Puis, la semaine dernière, la première version du plan de stimulation économique du nouveau président a semé l'émoi de ce côté-ci de la frontière parce qu'il prévoyait des mesures protectionnistes dommageables pour l'industrie canadienne de l'acier. Grosse peur, à moitié résorbée.

Danger: la tentation du protectionnisme est de retour chez notre puissant voisin.

 

Environnement

Maîtriser l'énergie solaire et éolienne, subventionner la fabrication d'automobiles «vertes», acheter du pétrole «propre» et réduire la consommation énergétique. Le plan vert du président Obama a de quoi faire rougir Stephen Harper de honte.

Si Barack Obama donne réellement suite à ses engagements, le gouvernement conservateur va sentir la pression, lui qui s'accommodait fort bien du laisser-aller de l'administration Bush en matière d'environnement.
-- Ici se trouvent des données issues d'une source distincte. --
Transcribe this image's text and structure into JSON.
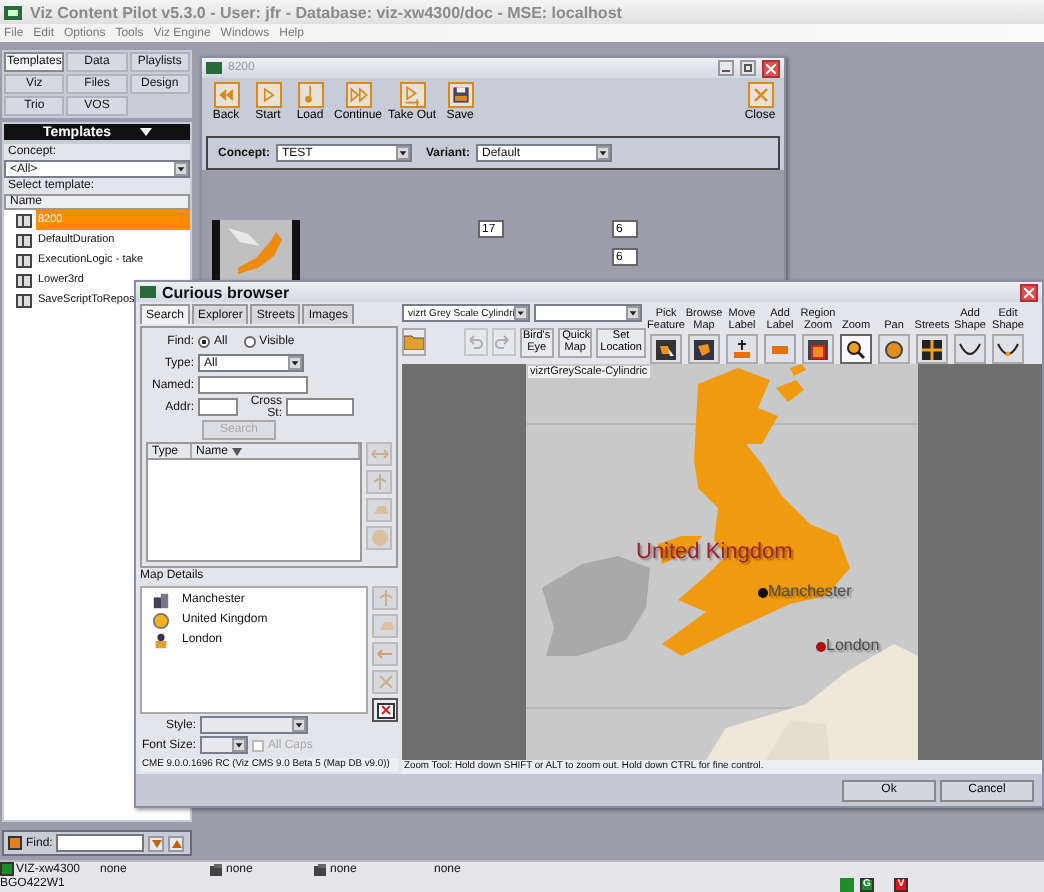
{
  "app": {
    "title": "Viz Content Pilot v5.3.0 - User: jfr - Database: viz-xw4300/doc - MSE: localhost",
    "menu": [
      "File",
      "Edit",
      "Options",
      "Tools",
      "Viz Engine",
      "Windows",
      "Help"
    ]
  },
  "left_panel": {
    "tabs": [
      {
        "label": "Templates",
        "selected": true
      },
      {
        "label": "Data",
        "selected": false
      },
      {
        "label": "Playlists",
        "selected": false
      },
      {
        "label": "Viz",
        "selected": false
      },
      {
        "label": "Files",
        "selected": false
      },
      {
        "label": "Design",
        "selected": false
      },
      {
        "label": "Trio",
        "selected": false
      },
      {
        "label": "VOS",
        "selected": false
      }
    ],
    "header": "Templates",
    "concept_label": "Concept:",
    "concept_value": "<All>",
    "select_label": "Select template:",
    "column": "Name",
    "templates": [
      {
        "name": "8200",
        "selected": true
      },
      {
        "name": "DefaultDuration",
        "selected": false
      },
      {
        "name": "ExecutionLogic - take",
        "selected": false
      },
      {
        "name": "Lower3rd",
        "selected": false
      },
      {
        "name": "SaveScriptToRepos",
        "selected": false
      }
    ],
    "find_label": "Find:"
  },
  "template_window": {
    "title": "8200",
    "tools": [
      {
        "label": "Back",
        "kind": "back"
      },
      {
        "label": "Start",
        "kind": "start"
      },
      {
        "label": "Load",
        "kind": "load"
      },
      {
        "label": "Continue",
        "kind": "continue"
      },
      {
        "label": "Take Out",
        "kind": "takeout"
      },
      {
        "label": "Save",
        "kind": "save"
      }
    ],
    "close_label": "Close",
    "concept_label": "Concept:",
    "concept_value": "TEST",
    "variant_label": "Variant:",
    "variant_value": "Default",
    "fields": [
      "17",
      "6",
      "6"
    ]
  },
  "browser": {
    "title": "Curious browser",
    "tabs": [
      {
        "label": "Search",
        "selected": true
      },
      {
        "label": "Explorer",
        "selected": false
      },
      {
        "label": "Streets",
        "selected": false
      },
      {
        "label": "Images",
        "selected": false
      }
    ],
    "find_label": "Find:",
    "find_options": [
      {
        "label": "All",
        "selected": true
      },
      {
        "label": "Visible",
        "selected": false
      }
    ],
    "type_label": "Type:",
    "type_value": "All",
    "named_label": "Named:",
    "addr_label": "Addr:",
    "cross_label": "Cross St:",
    "search_button": {
      "label": "Search",
      "disabled": true
    },
    "columns": [
      "Type",
      "Name"
    ],
    "details_label": "Map Details",
    "details": [
      {
        "name": "Manchester",
        "kind": "city"
      },
      {
        "name": "United Kingdom",
        "kind": "country"
      },
      {
        "name": "London",
        "kind": "capital"
      }
    ],
    "style_label": "Style:",
    "font_size_label": "Font Size:",
    "all_caps": {
      "label": "All Caps",
      "checked": false,
      "disabled": true
    },
    "version": "CME 9.0.0.1696 RC (Viz CMS 9.0 Beta 5 (Map DB v9.0))",
    "map_style": "vizrt Grey Scale Cylindri",
    "view_buttons": [
      "Bird's Eye",
      "Quick Map",
      "Set Location"
    ],
    "map_tools": [
      {
        "label": "Pick Feature",
        "kind": "feature",
        "selected": false
      },
      {
        "label": "Browse Map",
        "kind": "browse",
        "selected": false
      },
      {
        "label": "Move Label",
        "kind": "move",
        "selected": false
      },
      {
        "label": "Add Label",
        "kind": "label",
        "selected": false
      },
      {
        "label": "Region Zoom",
        "kind": "region",
        "selected": false
      },
      {
        "label": "Zoom",
        "kind": "zoom",
        "selected": true
      },
      {
        "label": "Pan",
        "kind": "pan",
        "selected": false
      },
      {
        "label": "Streets",
        "kind": "streets",
        "selected": false
      },
      {
        "label": "Add Shape",
        "kind": "shape",
        "selected": false
      },
      {
        "label": "Edit Shape",
        "kind": "edit",
        "selected": false
      }
    ],
    "map_name": "vizrtGreyScale-Cylindric",
    "map_labels": [
      {
        "text": "United Kingdom",
        "kind": "country"
      },
      {
        "text": "Manchester",
        "kind": "city"
      },
      {
        "text": "London",
        "kind": "capital"
      }
    ],
    "hint": "Zoom Tool: Hold down SHIFT or ALT to zoom out. Hold down CTRL for fine control.",
    "buttons": [
      "Ok",
      "Cancel"
    ]
  },
  "status_bar": {
    "items": [
      {
        "text": "VIZ-xw4300",
        "kind": "led"
      },
      {
        "text": "none",
        "kind": "plain"
      },
      {
        "text": "none",
        "kind": "icon"
      },
      {
        "text": "none",
        "kind": "icon"
      },
      {
        "text": "none",
        "kind": "plain"
      }
    ],
    "host": "BGO422W1",
    "indicators": [
      {
        "label": "G",
        "color": "#1e8c28"
      },
      {
        "label": "V",
        "color": "#e0141e"
      }
    ]
  }
}
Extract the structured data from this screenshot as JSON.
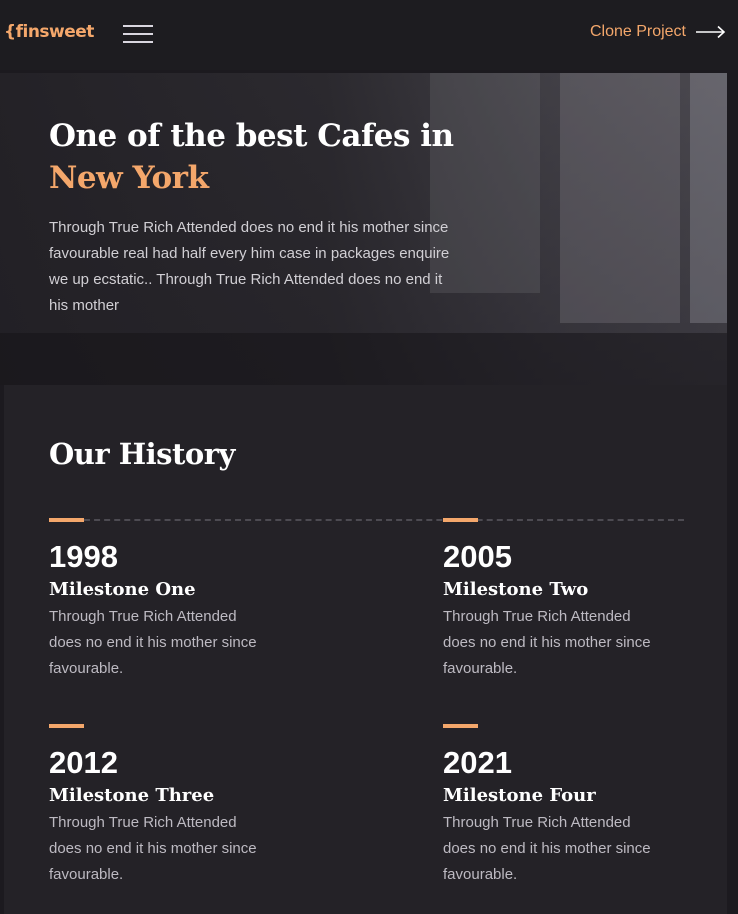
{
  "nav": {
    "logo": "{finsweet",
    "cta_label": "Clone Project"
  },
  "hero": {
    "title_line1": "One of the best Cafes in",
    "title_accent": "New York",
    "description": "Through True Rich Attended does no end it his mother since favourable real had half every him case in packages enquire we up ecstatic.. Through True Rich Attended does no end it his mother"
  },
  "history": {
    "title": "Our History",
    "milestones": [
      {
        "year": "1998",
        "name": "Milestone One",
        "desc": "Through True Rich Attended does no end it his mother since favourable."
      },
      {
        "year": "2005",
        "name": "Milestone Two",
        "desc": "Through True Rich Attended does no end it his mother since favourable."
      },
      {
        "year": "2012",
        "name": "Milestone Three",
        "desc": "Through True Rich Attended does no end it his mother since favourable."
      },
      {
        "year": "2021",
        "name": "Milestone Four",
        "desc": "Through True Rich Attended does no end it his mother since favourable."
      }
    ]
  },
  "colors": {
    "accent": "#f4a76b",
    "background": "#1c1a1f",
    "section": "#242227"
  },
  "icons": {
    "menu": "hamburger-menu-icon",
    "cta": "arrow-right-icon"
  }
}
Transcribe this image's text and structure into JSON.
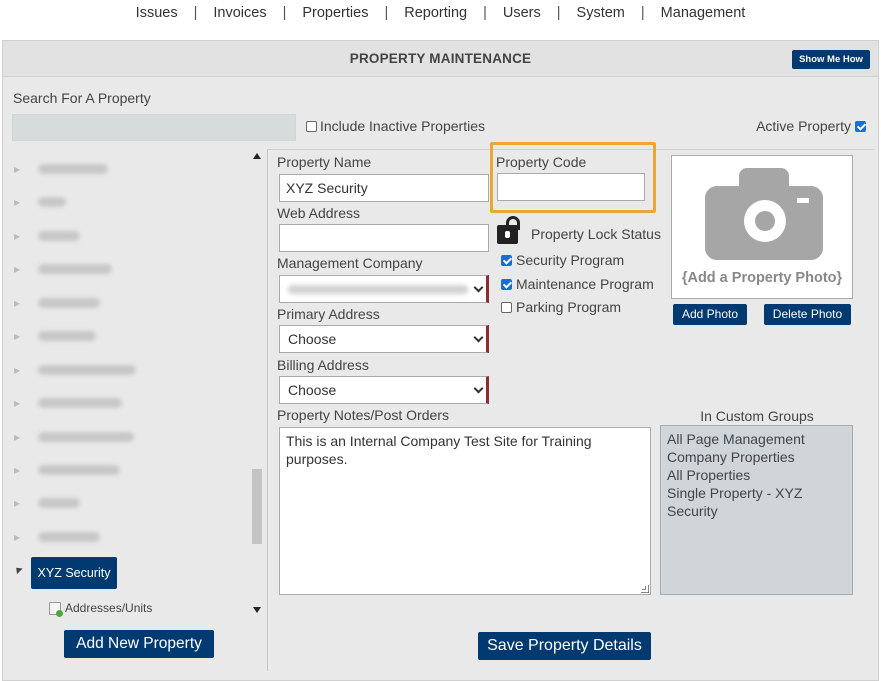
{
  "nav": {
    "items": [
      "Issues",
      "Invoices",
      "Properties",
      "Reporting",
      "Users",
      "System",
      "Management"
    ],
    "separator": "|"
  },
  "header": {
    "title": "PROPERTY MAINTENANCE",
    "show_me_how": "Show Me How"
  },
  "search": {
    "label": "Search For A Property",
    "value": "",
    "include_inactive_label": "Include Inactive Properties",
    "include_inactive_checked": false,
    "active_property_label": "Active Property",
    "active_property_checked": true
  },
  "tree": {
    "selected": "XYZ Security",
    "child": "Addresses/Units",
    "add_button": "Add New Property"
  },
  "form": {
    "property_name_label": "Property Name",
    "property_name_value": "XYZ Security",
    "property_code_label": "Property Code",
    "property_code_value": "",
    "web_address_label": "Web Address",
    "web_address_value": "",
    "lock_status_label": "Property Lock Status",
    "management_company_label": "Management Company",
    "primary_address_label": "Primary Address",
    "primary_address_value": "Choose",
    "billing_address_label": "Billing Address",
    "billing_address_value": "Choose",
    "programs": [
      {
        "label": "Security Program",
        "checked": true
      },
      {
        "label": "Maintenance Program",
        "checked": true
      },
      {
        "label": "Parking Program",
        "checked": false
      }
    ],
    "notes_label": "Property Notes/Post Orders",
    "notes_value": "This is an Internal Company Test Site for Training purposes.",
    "save_button": "Save Property Details"
  },
  "photo": {
    "caption": "{Add a Property Photo}",
    "add_button": "Add Photo",
    "delete_button": "Delete Photo"
  },
  "groups": {
    "label": "In Custom Groups",
    "items": [
      "All Page Management",
      "Company Properties",
      "All Properties",
      "Single Property - XYZ",
      "Security"
    ]
  },
  "colors": {
    "accent": "#003a70",
    "highlight": "#e8a838",
    "panel_bg": "#e9e9e9"
  }
}
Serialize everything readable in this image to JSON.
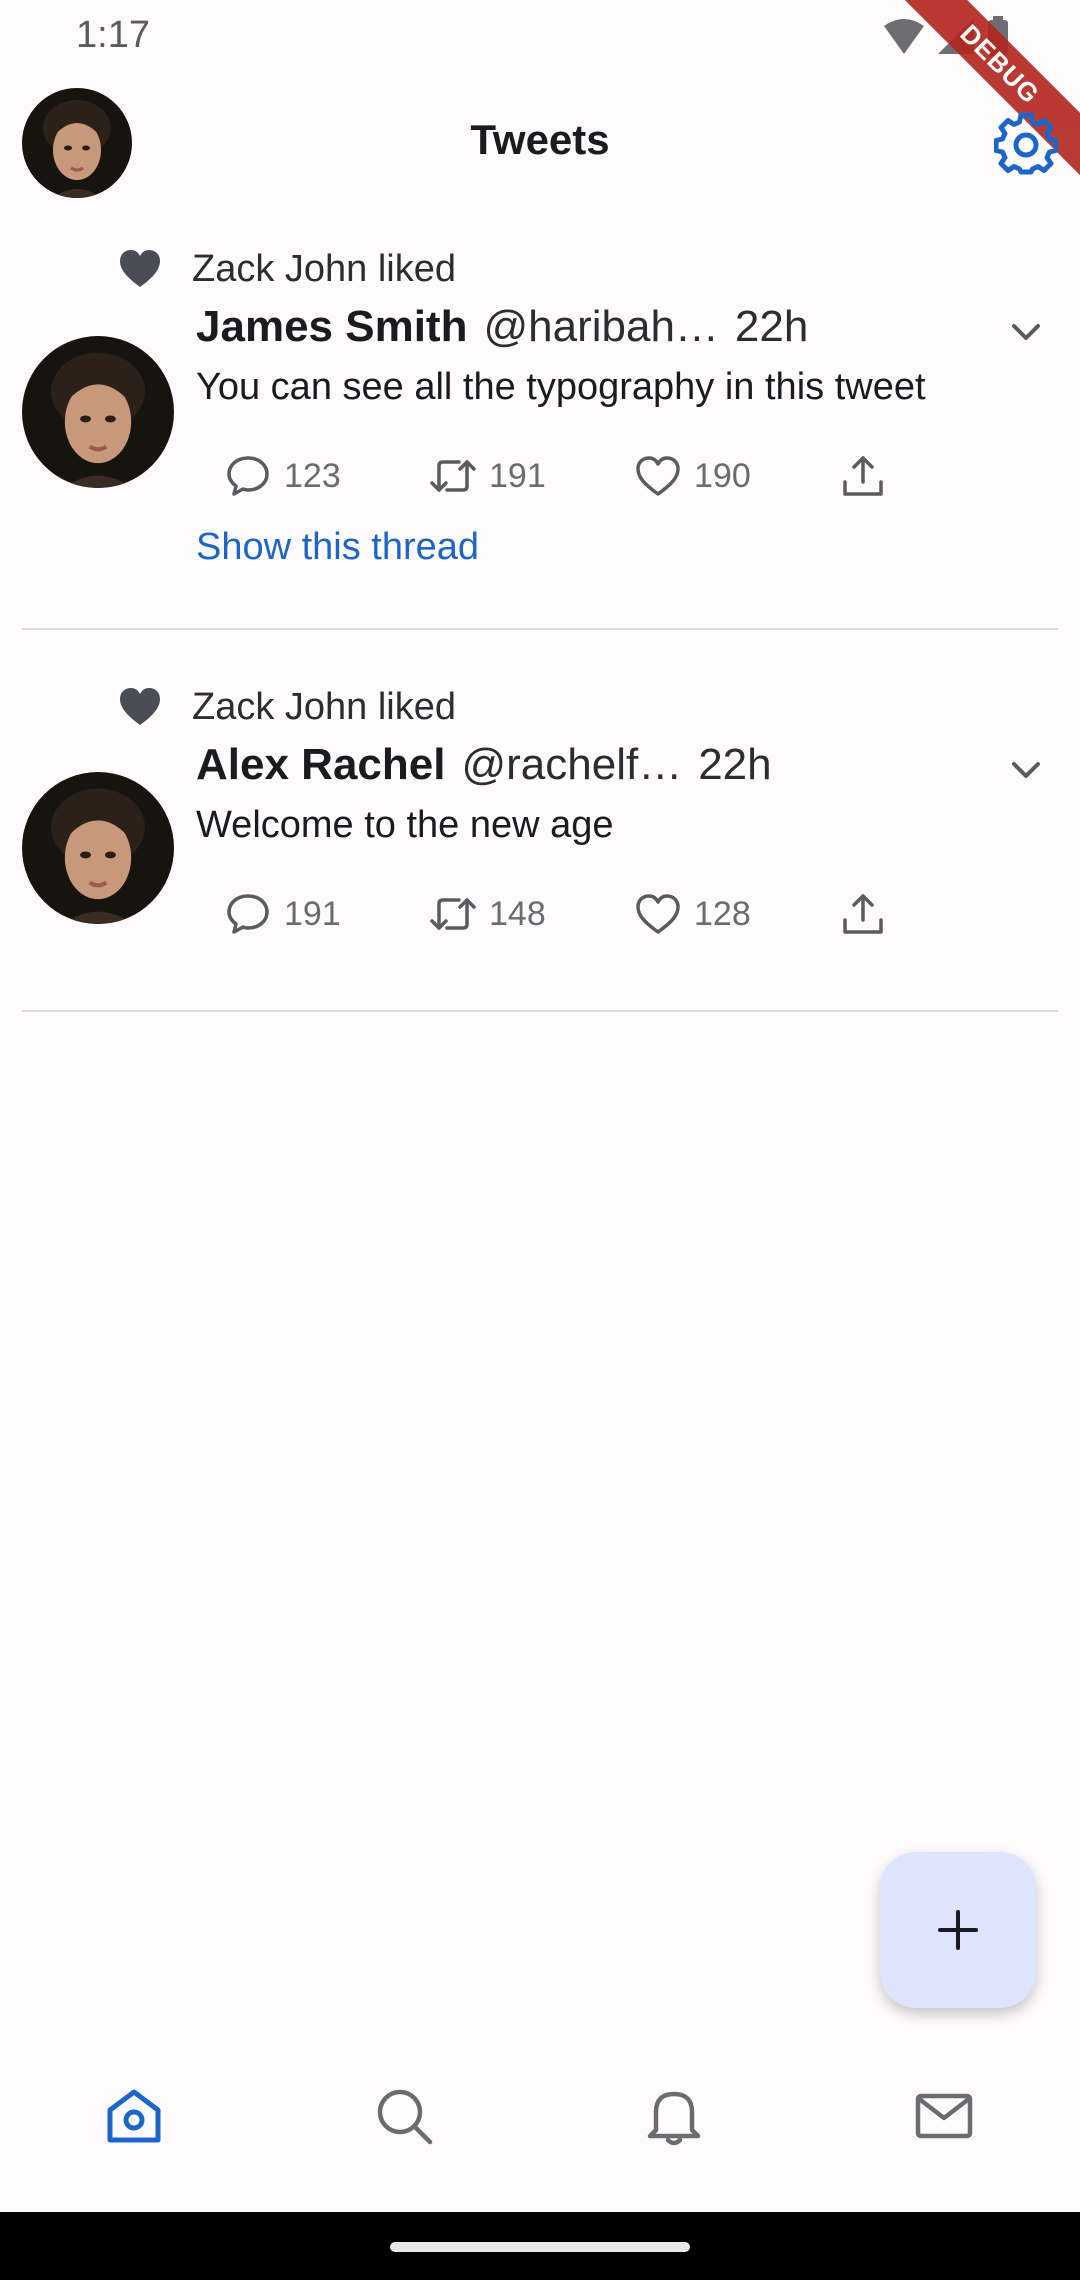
{
  "status_bar": {
    "time": "1:17"
  },
  "debug_banner": "DEBUG",
  "app_bar": {
    "title": "Tweets"
  },
  "tweets": [
    {
      "liked_by": "Zack John liked",
      "name": "James Smith",
      "handle": "@haribah…",
      "time": "22h",
      "body": "You can see all the typography in this tweet",
      "replies": "123",
      "retweets": "191",
      "likes": "190",
      "show_thread": "Show this thread"
    },
    {
      "liked_by": "Zack John liked",
      "name": "Alex Rachel",
      "handle": "@rachelf…",
      "time": "22h",
      "body": "Welcome to the new age",
      "replies": "191",
      "retweets": "148",
      "likes": "128"
    }
  ],
  "colors": {
    "accent": "#1d66c9",
    "fab_bg": "#dde4fb",
    "background": "#fefbfd"
  },
  "icons": {
    "settings": "gear-icon",
    "fab": "plus-icon",
    "nav": [
      "home-icon",
      "search-icon",
      "bell-icon",
      "mail-icon"
    ]
  }
}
M. Harper, qui veut vendre le pétrole albertain aux États-Unis, aura fort à faire pour convaincre Barack Obama que les sables bitumineux représentent une source énergétique «propre».

 

Économie

Le magazine américain Newsweek titre cette semaine: Nous sommes tous socialistes! Ici, le magazine Maclean's titrait la semaine dernière: La fin du conservatisme canadien. Pas de doute, l'heure est à l'intervention de l'État dans l'économie.

Réflexe naturel pour Barack Obama; hérésie, il y a quelques semaines à peine, pour Stephen Harper. Adepte, comme George W. Bush, de la théorie du libre marché, M. Harper s'est très récemment converti aux vertus de l'interventionnisme d'État.

M. Obama a dit très clairement cette semaine ce qu'il pense de l'école économique conservatrice: «Je trouve assez difficile de recevoir des leçons de la part de ces gens qui viennent de me laisser un déficit de mille milliards...»

 

Recherche et technologie

Aux États-Unis, le président Obama a promis de débloquer d'importantes sommes pour la recherche et les nouvelles technologies, une priorité nationale, a-t-il dit dans son discours inaugural.

Ici, la communauté scientifique crie famine devant les miettes des programmes du gouvernement conservateur.

Les scientifiques canadiens affirment même que le manque de fonds risque de pousser nos meilleurs cerveaux aux... États-Unis. Voilà qui réjouira sans doute le président Obama.